Au lendemain de leur marche dans le calme, les partisans de Mir Hossein Moussavi, avertis via Inter­net, se sont à nouveau rassemblés hier à Téhéran. Malgré l’interdiction, plusieurs dizaines de milliers d’Iraniens ont défilé dans le silence pour protester contre la réélection du président Ahmadinejad.

“Une protestation calme”
“Nous souhaitons une protestation calme contre la manière malsaine dont a été tenue l'élection” a lancé le candidat malheureux. Malgré ce retour au calme précaire, le pouvoir en place a de son côté accentué la pression. Plusieurs responsables politiques, analystes et journalistes réformateurs ont été arrêtés et Téhéran s’en est une nouvelle fois pris aux médias étrangers.

Les journalistes ont, depuis mardi, l'interdiction de couvrir les manifestations “illégales” ou tout événement ne figurant pas “au programme” du ministère de la Culture. Téhéran les a accusés hier d’être les “porte-parole” des “émeutiers”. Hier, seules de brèves images de la manifestation ont été diffusées par la télévision d'Etat.

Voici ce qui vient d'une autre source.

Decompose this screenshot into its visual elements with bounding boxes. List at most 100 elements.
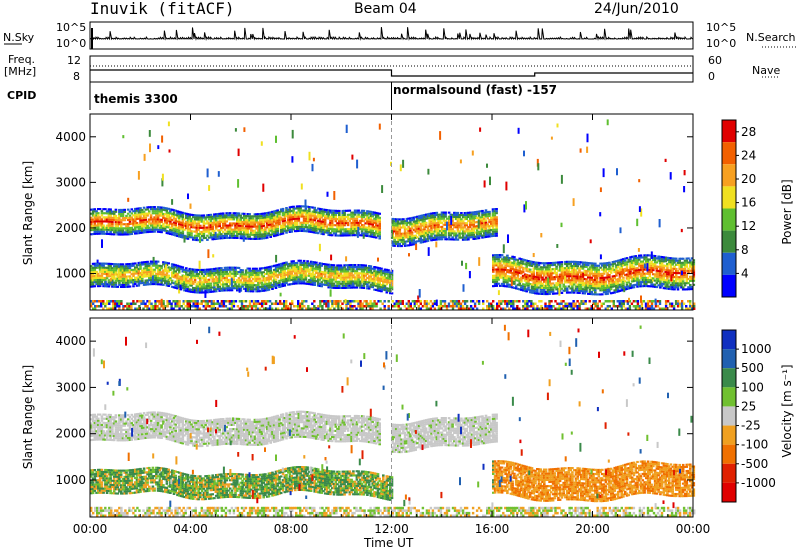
power-echo-cell <box>119 265 123 268</box>
power-echo-cell <box>288 206 292 209</box>
power-echo-cell <box>274 234 278 237</box>
power-echo-cell <box>373 276 376 279</box>
power-echo-cell <box>297 215 301 218</box>
power-echo-cell <box>308 274 311 277</box>
power-echo-cell <box>360 228 364 231</box>
power-echo-cell <box>571 275 574 278</box>
power-echo-cell <box>250 237 253 240</box>
power-echo-cell <box>209 270 213 273</box>
power-echo-cell <box>435 211 439 214</box>
power-echo-cell <box>158 228 162 231</box>
power-echo-cell <box>359 264 362 267</box>
power-echo-cell <box>588 288 592 291</box>
power-echo-cell <box>442 223 446 226</box>
power-echo-cell <box>125 214 128 217</box>
power-echo-cell <box>125 263 128 266</box>
power-echo-cell <box>359 266 362 269</box>
power-echo-cell <box>271 217 274 220</box>
power-echo-cell <box>176 228 179 231</box>
power-echo-cell <box>91 233 95 236</box>
power-echo-cell <box>199 283 202 286</box>
power-echo-cell <box>536 288 539 291</box>
power-echo-cell <box>499 276 502 279</box>
power-echo-cell <box>369 233 373 236</box>
power-echo-cell <box>518 284 521 287</box>
power-echo-cell <box>539 276 543 279</box>
power-echo-cell <box>396 218 400 221</box>
power-echo-cell <box>274 274 278 277</box>
power-echo-cell <box>265 287 269 290</box>
power-echo-cell <box>267 230 271 233</box>
power-echo-cell <box>251 217 255 220</box>
power-echo-cell <box>491 220 495 223</box>
power-echo-cell <box>223 216 227 219</box>
power-echo-cell <box>514 287 518 290</box>
power-echo-cell <box>569 262 572 265</box>
power-echo-cell <box>403 242 407 245</box>
power-echo-cell <box>262 222 265 225</box>
power-echo-cell <box>534 282 537 285</box>
power-echo-cell <box>587 280 590 283</box>
power-echo-cell <box>146 264 149 267</box>
power-echo-cell <box>281 278 285 281</box>
power-echo-cell <box>329 211 332 214</box>
power-echo-cell <box>560 279 564 282</box>
power-echo-cell <box>218 229 221 232</box>
power-echo-cell <box>269 213 272 216</box>
power-echo-cell <box>571 279 574 282</box>
power-echo-cell <box>364 222 367 225</box>
power-echo-cell <box>461 236 465 239</box>
power-echo-cell <box>197 226 200 229</box>
power-echo-cell <box>148 210 151 213</box>
power-echo-cell <box>446 238 449 241</box>
power-echo-cell <box>294 274 297 277</box>
power-echo-cell <box>302 268 306 271</box>
power-echo-cell <box>95 274 98 277</box>
power-echo-cell <box>199 268 202 271</box>
power-echo-cell <box>186 215 190 218</box>
power-echo-cell <box>336 209 339 212</box>
power-echo-cell <box>451 219 454 222</box>
power-echo-cell <box>534 267 537 270</box>
power-echo-cell <box>163 207 167 210</box>
power-echo-cell <box>430 220 433 223</box>
power-echo-cell <box>156 212 160 215</box>
power-echo-cell <box>493 214 497 217</box>
power-echo-cell <box>104 285 107 288</box>
power-echo-cell <box>528 270 532 273</box>
power-echo-cell <box>123 269 126 272</box>
power-echo-cell <box>456 226 460 229</box>
power-echo-cell <box>341 274 345 277</box>
nsearch-label: N.Search <box>746 31 796 44</box>
power-echo-cell <box>241 281 244 284</box>
power-echo-cell <box>183 228 186 231</box>
power-echo-cell <box>214 215 218 218</box>
power-echo-cell <box>107 218 111 221</box>
power-echo-cell <box>267 219 271 222</box>
power-echo-cell <box>236 272 239 275</box>
power-echo-cell <box>90 218 93 221</box>
power-echo-cell <box>183 283 186 286</box>
power-echo-cell <box>355 268 359 271</box>
power-echo-cell <box>202 237 206 240</box>
power-echo-cell <box>250 271 253 274</box>
power-echo-cell <box>156 281 160 284</box>
power-echo-cell <box>177 281 181 284</box>
power-echo-cell <box>562 275 565 278</box>
power-echo-cell <box>156 208 160 211</box>
power-echo-cell <box>528 260 532 263</box>
power-echo-cell <box>292 280 295 283</box>
power-echo-cell <box>435 238 439 241</box>
power-echo-cell <box>137 217 141 220</box>
power-echo-cell <box>107 208 111 211</box>
power-echo-cell <box>318 270 322 273</box>
power-echo-cell <box>405 217 409 220</box>
power-echo-cell <box>477 237 481 240</box>
power-echo-cell <box>218 231 221 234</box>
power-echo-cell <box>360 211 364 214</box>
power-echo-cell <box>211 286 214 289</box>
power-echo-cell <box>536 284 539 287</box>
power-echo-cell <box>304 230 308 233</box>
power-echo-cell <box>543 286 546 289</box>
power-echo-cell <box>444 234 447 237</box>
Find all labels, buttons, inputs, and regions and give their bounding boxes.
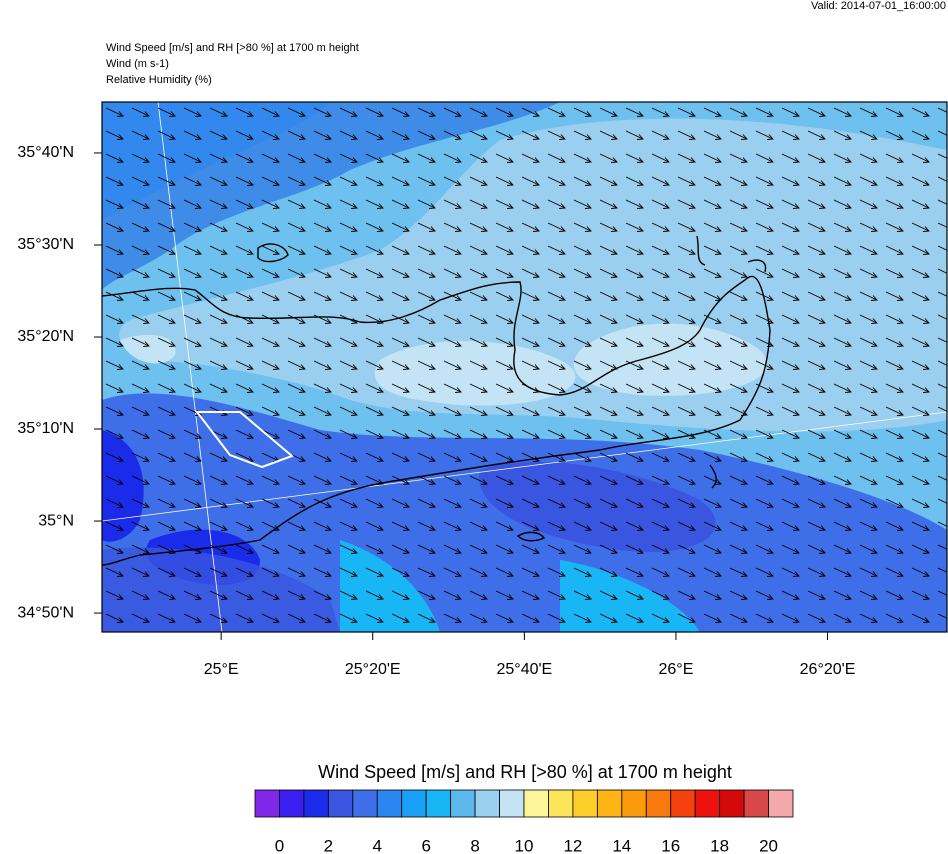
x-tick-label: 25°E bbox=[204, 661, 239, 678]
y-tick-label: 34°50'N bbox=[17, 604, 74, 621]
y-tick-label: 35°40'N bbox=[17, 144, 74, 161]
color-box bbox=[425, 789, 452, 818]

Ces mesures laissent "présager un renforcement de la répression", a dénoncé l'organisation de défense Reporters sans frontières. Le Conseil des gardiens de la Constitution, qui examine la requête de Mous­savi, doit donner un avis sur un nouveau dé­compte au plus tard diman­che. D’ici là, les opposants sont bien décidés a pesé de tout leur poid.